When I first heard this, I was shocked. First of all, I don’t even remember doing this — it was like an unconscious gesture that happened amongst the many things we did that day. But that wasn’t what really got me. It was that we had worked together for years before this moment occurred — every meeting we had had, every ideation session, every accomplishment we achieved together, and he didn’t feel truly loyal until this 60 seconds in time. So what was missing? And why of all things did something as silly as bopping to music on the subway change the dynamic?
As leaders we often think that to be respected, we need to show that we are competent and capable. We have it all together. We create the right vision, set the right goals, hire the right people, inspire and motivate. Because of this, most of our conversations center around business objectives, projects, and the career growth of our employees. Sure, we ask about their weekends and share stories about our kids, we host happy hours and take employees out to lunch, but do we let our hair down during any of that? Do we truly let them in to see the real us, flaws and all?
Okay— dancing is not a flaw, unless you are a really bad dancer, but it gave a glimpse into my quirky side, one that was reserved for nail polish & crazy hair parties with my 5 year old daughter. It was unexpected and gave him permission to be himself too. It kicked me off the pedestal in a good way — opened him up to have honest conversations where he not only asked what he could do better, but how he could help me do better.
Hearing this story about dancing on the Bart was a beautiful thing. I now have a new appreciation for what an “authentic leader” actually means. It is about showing you are only human afterall, so that they can see greatness within themselves as well.
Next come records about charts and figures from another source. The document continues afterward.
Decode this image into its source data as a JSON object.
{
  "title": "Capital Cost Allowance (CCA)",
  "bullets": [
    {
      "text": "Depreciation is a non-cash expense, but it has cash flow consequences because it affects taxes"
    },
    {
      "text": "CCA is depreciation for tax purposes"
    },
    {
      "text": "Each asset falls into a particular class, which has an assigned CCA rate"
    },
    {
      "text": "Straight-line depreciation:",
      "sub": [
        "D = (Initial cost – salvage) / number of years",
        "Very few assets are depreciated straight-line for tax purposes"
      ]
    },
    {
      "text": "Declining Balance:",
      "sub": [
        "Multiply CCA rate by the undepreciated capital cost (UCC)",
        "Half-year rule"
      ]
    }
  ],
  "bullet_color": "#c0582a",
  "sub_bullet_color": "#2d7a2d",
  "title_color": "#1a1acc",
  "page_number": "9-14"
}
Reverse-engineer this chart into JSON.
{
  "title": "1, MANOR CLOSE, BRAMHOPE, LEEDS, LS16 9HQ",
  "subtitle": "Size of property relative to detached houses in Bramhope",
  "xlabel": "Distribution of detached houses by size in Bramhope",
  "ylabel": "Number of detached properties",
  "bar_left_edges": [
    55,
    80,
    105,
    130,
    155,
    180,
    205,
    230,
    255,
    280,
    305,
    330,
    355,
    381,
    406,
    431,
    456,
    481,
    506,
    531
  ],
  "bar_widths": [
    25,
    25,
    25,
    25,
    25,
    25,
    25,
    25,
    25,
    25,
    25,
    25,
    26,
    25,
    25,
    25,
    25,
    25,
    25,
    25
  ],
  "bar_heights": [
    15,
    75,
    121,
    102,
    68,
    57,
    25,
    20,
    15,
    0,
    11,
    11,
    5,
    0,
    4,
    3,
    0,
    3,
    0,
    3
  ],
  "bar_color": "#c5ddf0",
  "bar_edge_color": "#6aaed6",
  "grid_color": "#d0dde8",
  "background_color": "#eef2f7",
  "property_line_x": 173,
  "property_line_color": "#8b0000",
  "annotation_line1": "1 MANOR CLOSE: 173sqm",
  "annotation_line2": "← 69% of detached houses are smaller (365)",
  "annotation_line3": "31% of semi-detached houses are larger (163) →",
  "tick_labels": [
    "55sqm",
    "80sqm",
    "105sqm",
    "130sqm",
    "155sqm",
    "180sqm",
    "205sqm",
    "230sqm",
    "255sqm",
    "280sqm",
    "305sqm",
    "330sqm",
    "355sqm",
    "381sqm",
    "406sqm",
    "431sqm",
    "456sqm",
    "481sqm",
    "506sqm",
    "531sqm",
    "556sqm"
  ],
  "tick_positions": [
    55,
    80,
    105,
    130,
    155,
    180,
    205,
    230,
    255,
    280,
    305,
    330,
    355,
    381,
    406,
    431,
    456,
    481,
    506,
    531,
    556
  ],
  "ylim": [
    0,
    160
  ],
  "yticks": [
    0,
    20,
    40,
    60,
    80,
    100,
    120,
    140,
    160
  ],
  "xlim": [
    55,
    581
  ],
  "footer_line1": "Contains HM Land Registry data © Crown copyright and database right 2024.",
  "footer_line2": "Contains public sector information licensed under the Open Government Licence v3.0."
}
As I left my last company, my entire team took me out for happy hour. We shared incredible stories about our favorite moments together, what we meant to one another, funny (and sometimes dangerous) things we did as we were growing up and the career challenges ahead. It was an amazing way to close a chapter and start a new one.
I am now on a journey to curate more stories like this from past employees, as well as other leaders around the country and will be putting these lessons into my leadership playbook. From all the conversations I have had so far, the biggest takeaway I can share is that there is no perfect leader — so stop trying and embrace who you are. After all, great leadership is made up of many many impactful moments, So beat to your own drum and dance in front of your team if the moment strikes.